Let me be clear though. I am certainly not against the outward display of loyalty to an admirable candidate. Nor am I averse to mobilizing mass actions for a noble cause even if the face of this undertaking is a respected politician. 

I draw the line when the only aspects of the candidate being promoted are personality traits and past achievements. And I most certainly object to the practice of harping on the negative qualities or inadequacies of political rivals under the guise of advocating for platform and principle-based politics when it is so obvious that the sole purpose of the critique is to eliminate the competition.

The plain fact is, the electorate deserves to know from these presidential aspirants the specific public policies they intend to translate into decisive action. We want to have something concrete to hold the winner to account during his term of office. Hence, the same old spiels on “uplifting the masses out of poverty” or “creating a strong republic” or “paving a straight road” will no longer suffice.

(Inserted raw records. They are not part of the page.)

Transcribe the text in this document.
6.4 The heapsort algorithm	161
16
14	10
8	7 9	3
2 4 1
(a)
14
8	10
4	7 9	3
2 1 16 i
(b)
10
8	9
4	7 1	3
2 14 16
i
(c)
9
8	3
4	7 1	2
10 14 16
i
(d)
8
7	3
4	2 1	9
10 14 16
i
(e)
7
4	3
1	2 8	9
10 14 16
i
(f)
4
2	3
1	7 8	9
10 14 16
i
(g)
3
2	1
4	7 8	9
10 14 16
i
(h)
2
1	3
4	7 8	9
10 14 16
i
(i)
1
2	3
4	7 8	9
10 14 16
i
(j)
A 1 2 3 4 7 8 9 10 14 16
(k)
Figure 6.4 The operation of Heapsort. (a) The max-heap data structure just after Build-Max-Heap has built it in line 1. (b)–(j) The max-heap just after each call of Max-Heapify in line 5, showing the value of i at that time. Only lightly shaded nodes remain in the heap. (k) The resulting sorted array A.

Voters deserve to hear a narrative that actually addresses the paramount concerns of all Filipinos. Therefore, we should immediately rebuff “soapbox pronouncements” that are only inspired by the news of the day and filled with spin and stop-gap measures. 

Finally, it is time for Filipinos to heed this grave warning – "Power tends to corrupt, and absolute power corrupts absolutely.” 

We must all realize by now that this collection of words does not simply form a fancy political adage. This statement functions now as a stern caveat to us all, born from years of experience under Marcos, Estrada, and Arroyo. – Rappler.com

Michael Henry Yusingco is an independent legislative and policy consultant. He conducts research on current issues in state-building, decentralization, and constitutionalism.